Lo stesso art. 1218 c.c. operante, per espressa previsione normativa (art. 7 legge 24/17) anche per quanto concerne ipotesi di responsabilità organizzativa delle strutture sanitarie, impone di valutare in concreto lo sforzo diligente esigibile sul piano gestionale ed organizzativo, a tal fine considerando l'eccezionale contesto pandemico nella sua dimensione globale ed oggettiva oltre che le carenze/incertezze provenienti dal mondo scientifico ed istituzionale, centrale e periferico, che si riflettono sotto il profilo organizzativo e gestionale; si devono considerare altresì i limiti strutturali, tecnologici, di risorse umane e materiali con i quali le strutture sanitarie sono state chiamate a misurarsi attuando rapide riorganizzazioni e ridistribuzioni di compiti ed attività in ragione delle contingenze imposte dall'emergenza; ed, infine, si devono valutare i particolari contesti territoriali e l'effettiva incidenza dell'emergenza epidemiologica.

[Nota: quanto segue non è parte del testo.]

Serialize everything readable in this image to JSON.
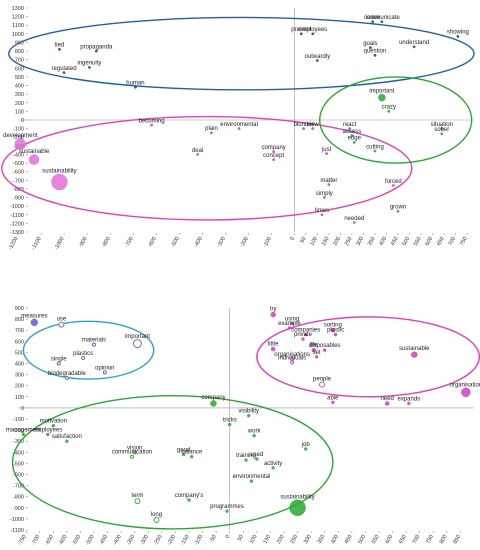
{
  "chart_data": [
    {
      "type": "scatter",
      "xlim": [
        -1200,
        780
      ],
      "ylim": [
        -1300,
        1300
      ],
      "xticks": [
        -1200,
        -1100,
        -1000,
        -900,
        -800,
        -700,
        -600,
        -500,
        -400,
        -300,
        -200,
        -100,
        0,
        50,
        100,
        150,
        200,
        250,
        300,
        350,
        400,
        450,
        500,
        550,
        600,
        650,
        700,
        750
      ],
      "yticks": [
        1300,
        1200,
        1100,
        1000,
        900,
        800,
        700,
        600,
        500,
        400,
        300,
        200,
        100,
        0,
        -100,
        -200,
        -300,
        -400,
        -500,
        -600,
        -700,
        -800,
        -900,
        -1000,
        -1100,
        -1200,
        -1300
      ],
      "grid": false,
      "clusters": [
        {
          "color": "#1f5faa",
          "cx": -230,
          "cy": 770,
          "rx": 1010,
          "ry": 420
        },
        {
          "color": "#e040c0",
          "cx": -380,
          "cy": -560,
          "rx": 890,
          "ry": 600
        },
        {
          "color": "#2aa830",
          "cx": 440,
          "cy": 0,
          "rx": 330,
          "ry": 500
        }
      ],
      "points": [
        {
          "label": "tied",
          "x": -1020,
          "y": 820,
          "r": 1.2,
          "color": "#1f3f8f"
        },
        {
          "label": "regulated",
          "x": -1000,
          "y": 550,
          "r": 1.2,
          "color": "#1f3f8f"
        },
        {
          "label": "propaganda",
          "x": -860,
          "y": 800,
          "r": 1.2,
          "color": "#1f3f8f"
        },
        {
          "label": "ingenuity",
          "x": -890,
          "y": 610,
          "r": 1.2,
          "color": "#1f3f8f"
        },
        {
          "label": "human",
          "x": -690,
          "y": 380,
          "r": 1.2,
          "color": "#1f3f8f"
        },
        {
          "label": "present",
          "x": 30,
          "y": 1000,
          "r": 1.2,
          "color": "#1f3f8f"
        },
        {
          "label": "employees",
          "x": 80,
          "y": 1000,
          "r": 1.2,
          "color": "#1f3f8f"
        },
        {
          "label": "outwardly",
          "x": 100,
          "y": 690,
          "r": 1.2,
          "color": "#1f3f8f"
        },
        {
          "label": "issue",
          "x": 340,
          "y": 1140,
          "r": 1.2,
          "color": "#1f3f8f"
        },
        {
          "label": "communicate",
          "x": 380,
          "y": 1140,
          "r": 1.2,
          "color": "#1f3f8f"
        },
        {
          "label": "goals",
          "x": 330,
          "y": 840,
          "r": 1.2,
          "color": "#1f3f8f"
        },
        {
          "label": "question",
          "x": 350,
          "y": 750,
          "r": 1.2,
          "color": "#1f3f8f"
        },
        {
          "label": "understand",
          "x": 520,
          "y": 850,
          "r": 1.2,
          "color": "#1f3f8f"
        },
        {
          "label": "showing",
          "x": 710,
          "y": 970,
          "r": 1.2,
          "color": "#1f3f8f"
        },
        {
          "label": "becoming",
          "x": -620,
          "y": -60,
          "r": 1.2,
          "color": "#d23cc0"
        },
        {
          "label": "plain",
          "x": -360,
          "y": -150,
          "r": 1.2,
          "color": "#d23cc0"
        },
        {
          "label": "environmental",
          "x": -240,
          "y": -100,
          "r": 1.2,
          "color": "#d23cc0"
        },
        {
          "label": "deal",
          "x": -420,
          "y": -400,
          "r": 1.2,
          "color": "#d23cc0"
        },
        {
          "label": "company",
          "x": -90,
          "y": -370,
          "r": 1.2,
          "color": "#d23cc0"
        },
        {
          "label": "concept",
          "x": -90,
          "y": -460,
          "r": 1.2,
          "color": "#d23cc0"
        },
        {
          "label": "blunder",
          "x": 40,
          "y": -100,
          "r": 1.2,
          "color": "#d23cc0"
        },
        {
          "label": "view",
          "x": 80,
          "y": -100,
          "r": 1.2,
          "color": "#d23cc0"
        },
        {
          "label": "just",
          "x": 140,
          "y": -390,
          "r": 1.2,
          "color": "#d23cc0"
        },
        {
          "label": "matter",
          "x": 150,
          "y": -750,
          "r": 1.2,
          "color": "#d23cc0"
        },
        {
          "label": "simply",
          "x": 130,
          "y": -900,
          "r": 1.2,
          "color": "#d23cc0"
        },
        {
          "label": "times",
          "x": 120,
          "y": -1100,
          "r": 1.2,
          "color": "#d23cc0"
        },
        {
          "label": "needed",
          "x": 260,
          "y": -1190,
          "r": 1.2,
          "color": "#d23cc0"
        },
        {
          "label": "forced",
          "x": 430,
          "y": -760,
          "r": 1.2,
          "color": "#d23cc0"
        },
        {
          "label": "grown",
          "x": 450,
          "y": -1060,
          "r": 1.2,
          "color": "#d23cc0"
        },
        {
          "label": "development",
          "x": -1190,
          "y": -280,
          "r": 5.5,
          "color": "#e070d8"
        },
        {
          "label": "sustainable",
          "x": -1130,
          "y": -460,
          "r": 5,
          "color": "#e070d8"
        },
        {
          "label": "sustainability",
          "x": -1020,
          "y": -720,
          "r": 8,
          "color": "#e070d8"
        },
        {
          "label": "important",
          "x": 380,
          "y": 260,
          "r": 3.5,
          "color": "#2aa830"
        },
        {
          "label": "crazy",
          "x": 410,
          "y": 100,
          "r": 1.2,
          "color": "#2aa830"
        },
        {
          "label": "react",
          "x": 240,
          "y": -100,
          "r": 1.2,
          "color": "#2aa830"
        },
        {
          "label": "assess",
          "x": 250,
          "y": -180,
          "r": 1.2,
          "color": "#2aa830"
        },
        {
          "label": "edge",
          "x": 260,
          "y": -260,
          "r": 1.2,
          "color": "#2aa830"
        },
        {
          "label": "cutting",
          "x": 350,
          "y": -360,
          "r": 1.2,
          "color": "#2aa830"
        },
        {
          "label": "situation",
          "x": 640,
          "y": -100,
          "r": 1.2,
          "color": "#2aa830"
        },
        {
          "label": "sober",
          "x": 640,
          "y": -160,
          "r": 1.2,
          "color": "#2aa830"
        }
      ]
    },
    {
      "type": "scatter",
      "xlim": [
        -780,
        900
      ],
      "ylim": [
        -1100,
        900
      ],
      "xticks": [
        -750,
        -700,
        -650,
        -600,
        -550,
        -500,
        -450,
        -400,
        -350,
        -300,
        -250,
        -200,
        -150,
        -100,
        -50,
        0,
        50,
        100,
        150,
        200,
        250,
        300,
        350,
        400,
        450,
        500,
        550,
        600,
        650,
        700,
        750,
        800,
        850
      ],
      "yticks": [
        900,
        800,
        700,
        600,
        500,
        400,
        300,
        200,
        100,
        0,
        -100,
        -200,
        -300,
        -400,
        -500,
        -600,
        -700,
        -800,
        -900,
        -1000,
        -1100
      ],
      "grid": false,
      "clusters": [
        {
          "color": "#2aa0d8",
          "cx": -520,
          "cy": 520,
          "rx": 240,
          "ry": 260
        },
        {
          "color": "#e040c0",
          "cx": 510,
          "cy": 460,
          "rx": 410,
          "ry": 360
        },
        {
          "color": "#2aa830",
          "cx": -210,
          "cy": -490,
          "rx": 590,
          "ry": 600
        }
      ],
      "points": [
        {
          "label": "measures",
          "x": -720,
          "y": 770,
          "r": 3.5,
          "color": "#6a5ad0",
          "hollow": false
        },
        {
          "label": "use",
          "x": -620,
          "y": 750,
          "r": 2.5,
          "color": "#6a5ad0",
          "hollow": true
        },
        {
          "label": "materials",
          "x": -500,
          "y": 570,
          "r": 1.5,
          "color": "#6a5ad0",
          "hollow": true
        },
        {
          "label": "important",
          "x": -340,
          "y": 580,
          "r": 4,
          "color": "#6a5ad0",
          "hollow": true
        },
        {
          "label": "plastics",
          "x": -540,
          "y": 450,
          "r": 1.5,
          "color": "#6a5ad0",
          "hollow": true
        },
        {
          "label": "single",
          "x": -630,
          "y": 400,
          "r": 1.5,
          "color": "#6a5ad0",
          "hollow": true
        },
        {
          "label": "opinion",
          "x": -460,
          "y": 320,
          "r": 1.5,
          "color": "#6a5ad0",
          "hollow": true
        },
        {
          "label": "biodegradable",
          "x": -600,
          "y": 270,
          "r": 1.5,
          "color": "#6a5ad0",
          "hollow": true
        },
        {
          "label": "try",
          "x": 160,
          "y": 840,
          "r": 2.5,
          "color": "#d23cc0",
          "hollow": false
        },
        {
          "label": "using",
          "x": 230,
          "y": 760,
          "r": 1.5,
          "color": "#d23cc0",
          "hollow": false
        },
        {
          "label": "example",
          "x": 220,
          "y": 720,
          "r": 1.5,
          "color": "#d23cc0",
          "hollow": false
        },
        {
          "label": "companies",
          "x": 280,
          "y": 660,
          "r": 1.5,
          "color": "#d23cc0",
          "hollow": false
        },
        {
          "label": "private",
          "x": 270,
          "y": 620,
          "r": 1.5,
          "color": "#d23cc0",
          "hollow": false
        },
        {
          "label": "sorting",
          "x": 380,
          "y": 700,
          "r": 2,
          "color": "#d23cc0",
          "hollow": false
        },
        {
          "label": "plastic",
          "x": 390,
          "y": 660,
          "r": 1.5,
          "color": "#d23cc0",
          "hollow": false
        },
        {
          "label": "little",
          "x": 160,
          "y": 530,
          "r": 2,
          "color": "#d23cc0",
          "hollow": false
        },
        {
          "label": "life",
          "x": 310,
          "y": 520,
          "r": 2,
          "color": "#d23cc0",
          "hollow": false
        },
        {
          "label": "disposables",
          "x": 350,
          "y": 520,
          "r": 1.5,
          "color": "#d23cc0",
          "hollow": false
        },
        {
          "label": "set",
          "x": 320,
          "y": 460,
          "r": 1.5,
          "color": "#d23cc0",
          "hollow": false
        },
        {
          "label": "organisations",
          "x": 230,
          "y": 440,
          "r": 1.5,
          "color": "#d23cc0",
          "hollow": true
        },
        {
          "label": "individuals",
          "x": 230,
          "y": 410,
          "r": 1.5,
          "color": "#d23cc0",
          "hollow": true
        },
        {
          "label": "sustainable",
          "x": 680,
          "y": 480,
          "r": 3,
          "color": "#d23cc0",
          "hollow": false
        },
        {
          "label": "people",
          "x": 340,
          "y": 210,
          "r": 2.5,
          "color": "#d23cc0",
          "hollow": true
        },
        {
          "label": "able",
          "x": 380,
          "y": 50,
          "r": 1.5,
          "color": "#d23cc0",
          "hollow": false
        },
        {
          "label": "need",
          "x": 580,
          "y": 40,
          "r": 2,
          "color": "#d23cc0",
          "hollow": false
        },
        {
          "label": "expands",
          "x": 660,
          "y": 40,
          "r": 1.5,
          "color": "#d23cc0",
          "hollow": false
        },
        {
          "label": "organisation",
          "x": 870,
          "y": 140,
          "r": 4.5,
          "color": "#d23cc0",
          "hollow": false
        },
        {
          "label": "management",
          "x": -760,
          "y": -240,
          "r": 1.5,
          "color": "#2aa830",
          "hollow": false
        },
        {
          "label": "motivation",
          "x": -650,
          "y": -160,
          "r": 1.5,
          "color": "#2aa830",
          "hollow": false
        },
        {
          "label": "employees",
          "x": -670,
          "y": -240,
          "r": 1.5,
          "color": "#2aa830",
          "hollow": false
        },
        {
          "label": "satisfaction",
          "x": -600,
          "y": -300,
          "r": 1.5,
          "color": "#2aa830",
          "hollow": false
        },
        {
          "label": "company",
          "x": -60,
          "y": 40,
          "r": 3,
          "color": "#2aa830",
          "hollow": false
        },
        {
          "label": "visibility",
          "x": 70,
          "y": -70,
          "r": 1.5,
          "color": "#2aa830",
          "hollow": false
        },
        {
          "label": "tricks",
          "x": 0,
          "y": -150,
          "r": 1.5,
          "color": "#2aa830",
          "hollow": false
        },
        {
          "label": "work",
          "x": 90,
          "y": -250,
          "r": 1.5,
          "color": "#2aa830",
          "hollow": false
        },
        {
          "label": "vision",
          "x": -350,
          "y": -400,
          "r": 1.5,
          "color": "#2aa830",
          "hollow": true
        },
        {
          "label": "communication",
          "x": -360,
          "y": -440,
          "r": 1.5,
          "color": "#2aa830",
          "hollow": true
        },
        {
          "label": "good",
          "x": -170,
          "y": -420,
          "r": 1.5,
          "color": "#2aa830",
          "hollow": false
        },
        {
          "label": "balance",
          "x": -140,
          "y": -440,
          "r": 1.5,
          "color": "#2aa830",
          "hollow": false
        },
        {
          "label": "training",
          "x": 60,
          "y": -470,
          "r": 1.5,
          "color": "#2aa830",
          "hollow": false
        },
        {
          "label": "used",
          "x": 100,
          "y": -460,
          "r": 1.5,
          "color": "#2aa830",
          "hollow": false
        },
        {
          "label": "activity",
          "x": 160,
          "y": -540,
          "r": 1.5,
          "color": "#2aa830",
          "hollow": false
        },
        {
          "label": "job",
          "x": 280,
          "y": -370,
          "r": 1.5,
          "color": "#2aa830",
          "hollow": false
        },
        {
          "label": "environmental",
          "x": 80,
          "y": -660,
          "r": 1.5,
          "color": "#2aa830",
          "hollow": false
        },
        {
          "label": "term",
          "x": -340,
          "y": -840,
          "r": 2.5,
          "color": "#2aa830",
          "hollow": true
        },
        {
          "label": "company's",
          "x": -150,
          "y": -830,
          "r": 1.5,
          "color": "#2aa830",
          "hollow": false
        },
        {
          "label": "long",
          "x": -270,
          "y": -1010,
          "r": 2.5,
          "color": "#2aa830",
          "hollow": true
        },
        {
          "label": "programmes",
          "x": -10,
          "y": -930,
          "r": 1.5,
          "color": "#2aa830",
          "hollow": false
        },
        {
          "label": "sustainability",
          "x": 250,
          "y": -900,
          "r": 8,
          "color": "#2aa830",
          "hollow": false
        }
      ]
    }
  ]
}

La valutazione in ordine alla non esigibilità di una condotta diversa da quella in concreto tenuta rifugge valutazioni aprioristiche ed astratte ma impone accertamenti concreti ed analitici tesi a valorizzare il particolare contesto entro cui l'esigibilità della condotta si iscrive, valorizzando, anche per quel che concerne responsabilità di natura organizzativa che soggiace all'art. 1218 c.c. e alla sua stessa natura e morfologia, la dimensione soggettiva e concreta della colpa sotto il profilo della esigibilità della condotta quale fatto esonerativo della responsabilità, definitivamente abbandonando derive oggettivistiche.